Perjalanan pun ditempuh selama 7 setengah jam ke Doha, Qatar, transit di Doha selama 5 jam, dan dilanjutkan 6 jam ke Wina, Austria. 7 setengah jam pertama kuhabiskan dengan tidur, dan 6 jam ke Wina kuhabiskan dengan melalap habis novel Supernova yang pertama.
Take off kedua
Qatar from above (1)
Qatar from above (2)
Iseng
Vienna from above
Oh yeah, aku lupa menjelaskan maksud dan tujuan kami ke kota ini. Kami sekeluarga akan berada di Wina selama 26 hari untuk mengunjungi kakakku, suaminya, dan ketiga anaknya (dengan anggota terbaru: Abdullah). Setelah sebelumnya menyelesaikan studi di Melbourne, Bang Deni ditempatkan di Wina ini sebagai protokol pada setiap acara-acara kenegaraan. Mereka berencana akan menetap di Wina selama 4 tahun.
Sampai di Wina pada jam 2 siang waktu Wina, mereka menyambut kami dengan hangat. Kecuali para bayi-bayi, mungkin. Kakakku bilang mereka masih terlalu malu jika bertemu orang yang dianggap 'baru' bertemu.

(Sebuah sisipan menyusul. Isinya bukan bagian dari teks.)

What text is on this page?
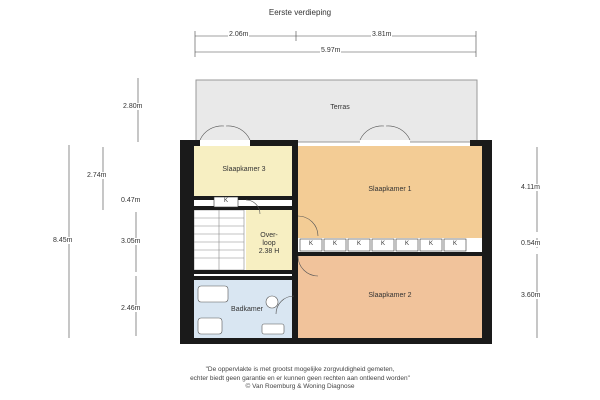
Eerste verdieping
2.06m	3.81m
5.97m
2.80m
2.74m
0.47m
3.05m
2.46m
8.45m
4.11m
0.54m
3.60m
Terras
Slaapkamer 3
Slaapkamer 1
Slaapkamer 2
Over-
loop
2.38 H
Badkamer
K
K	K	K	K	K	K	K
"De oppervlakte is met grootst mogelijke zorgvuldigheid gemeten,
echter biedt geen garantie en er kunnen geen rechten aan ontleend worden"
© Van Roemburg & Woning Diagnose
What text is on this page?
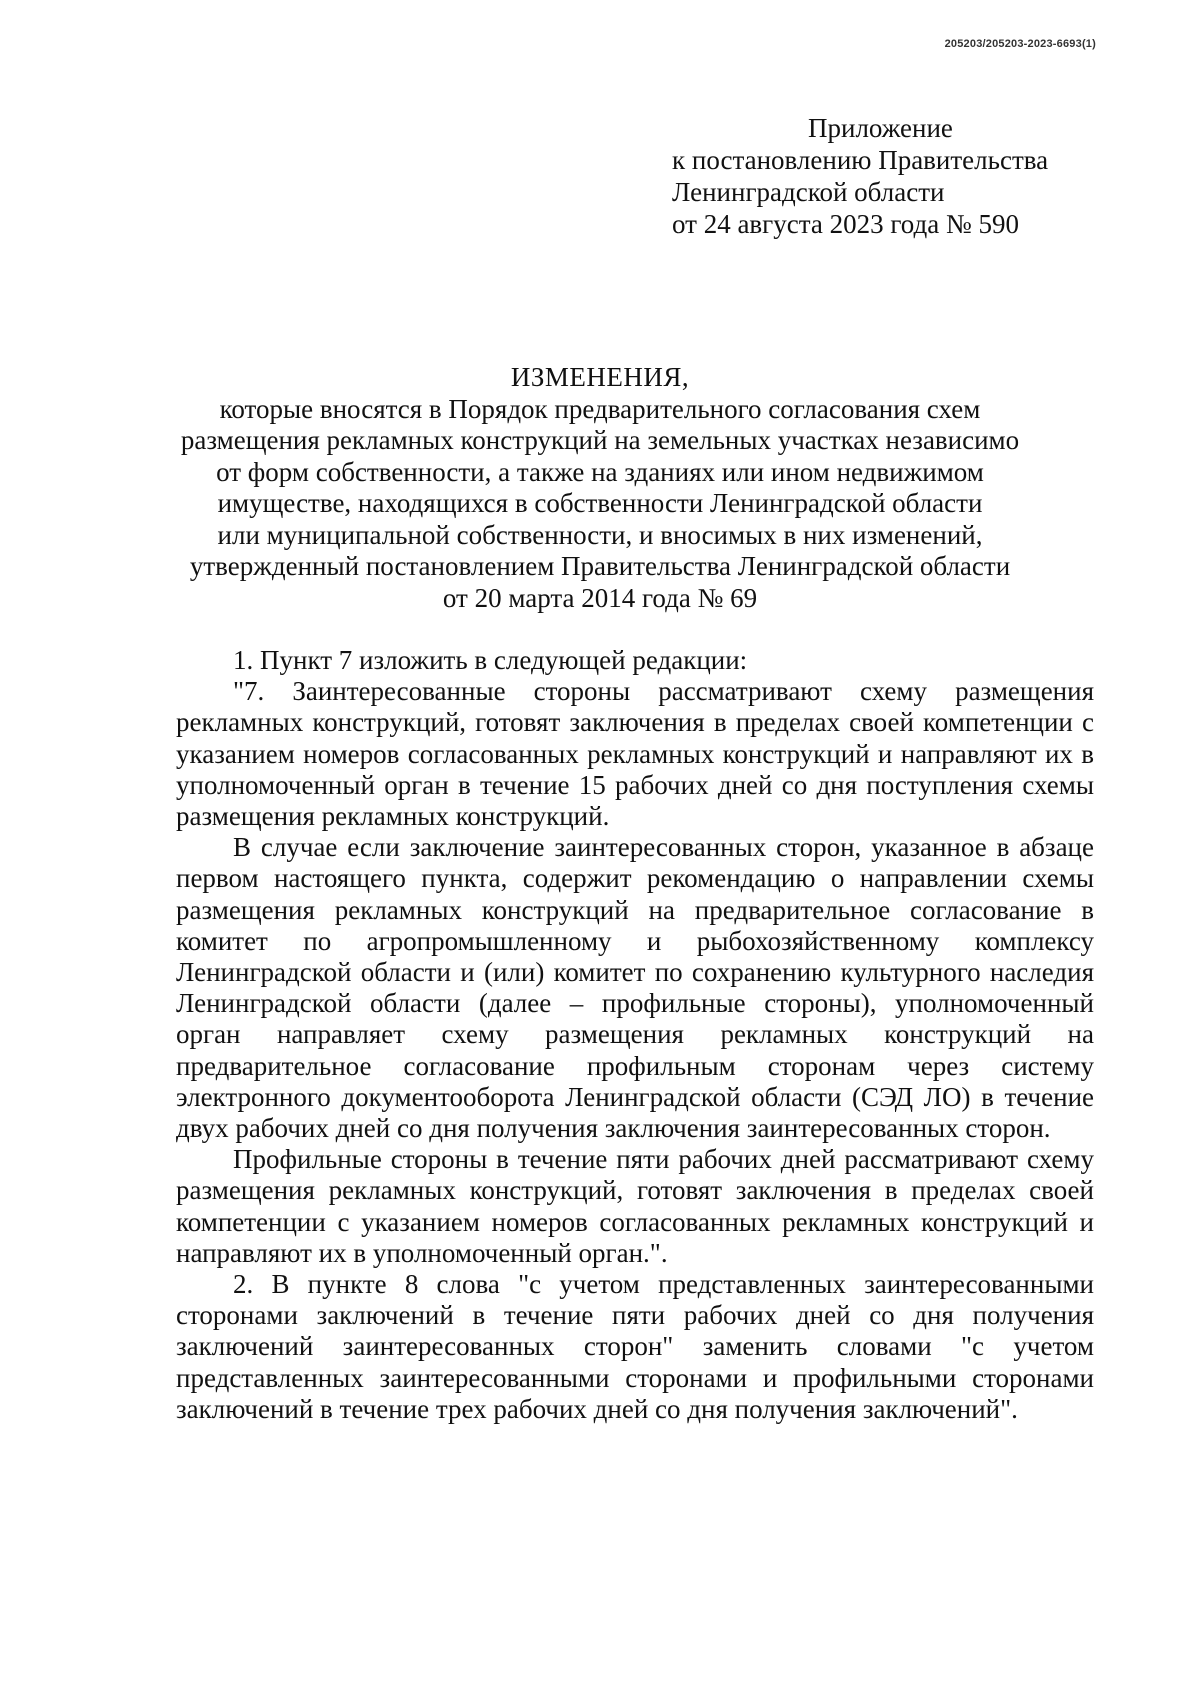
205203/205203-2023-6693(1)
Приложение
к постановлению Правительства
Ленинградской области
от 24 августа 2023 года № 590
ИЗМЕНЕНИЯ,
которые вносятся в Порядок предварительного согласования схем
размещения рекламных конструкций на земельных участках независимо
от форм собственности, а также на зданиях или ином недвижимом
имуществе, находящихся в собственности Ленинградской области
или муниципальной собственности, и вносимых в них изменений,
утвержденный постановлением Правительства Ленинградской области
от 20 марта 2014 года № 69

1. Пункт 7 изложить в следующей редакции:

"7. Заинтересованные стороны рассматривают схему размещения рекламных конструкций, готовят заключения в пределах своей компетенции с указанием номеров согласованных рекламных конструкций и направляют их в уполномоченный орган в течение 15 рабочих дней со дня поступления схемы размещения рекламных конструкций.

В случае если заключение заинтересованных сторон, указанное в абзаце первом настоящего пункта, содержит рекомендацию о направлении схемы размещения рекламных конструкций на предварительное согласование в комитет по агропромышленному и рыбохозяйственному комплексу Ленинградской области и (или) комитет по сохранению культурного наследия Ленинградской области (далее – профильные стороны), уполномоченный орган направляет схему размещения рекламных конструкций на предварительное согласование профильным сторонам через систему электронного документооборота Ленинградской области (СЭД ЛО) в течение двух рабочих дней со дня получения заключения заинтересованных сторон.

Профильные стороны в течение пяти рабочих дней рассматривают схему размещения рекламных конструкций, готовят заключения в пределах своей компетенции с указанием номеров согласованных рекламных конструкций и направляют их в уполномоченный орган.".

2. В пункте 8 слова "с учетом представленных заинтересованными сторонами заключений в течение пяти рабочих дней со дня получения заключений заинтересованных сторон" заменить словами "с учетом представленных заинтересованными сторонами и профильными сторонами заключений в течение трех рабочих дней со дня получения заключений".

Namun si manis Yaala ternyata sudah mempersiapkan sesuatu.
"Ini untuk cik odel"
Untu perbedaan waktu, Jakarta dan Wina berbeda 5 jam, Jakarta lebih cepat.
Tidak berapa lama setelah sampai di flat kakakku, seperti mabuk, aku terkapar di sofa kakakku sampai akhirnya terbangun tengah malam dan tak bisa tertidur kembali. Semoga tubuhku ini dapat beradaptasi lebih cepat, ya.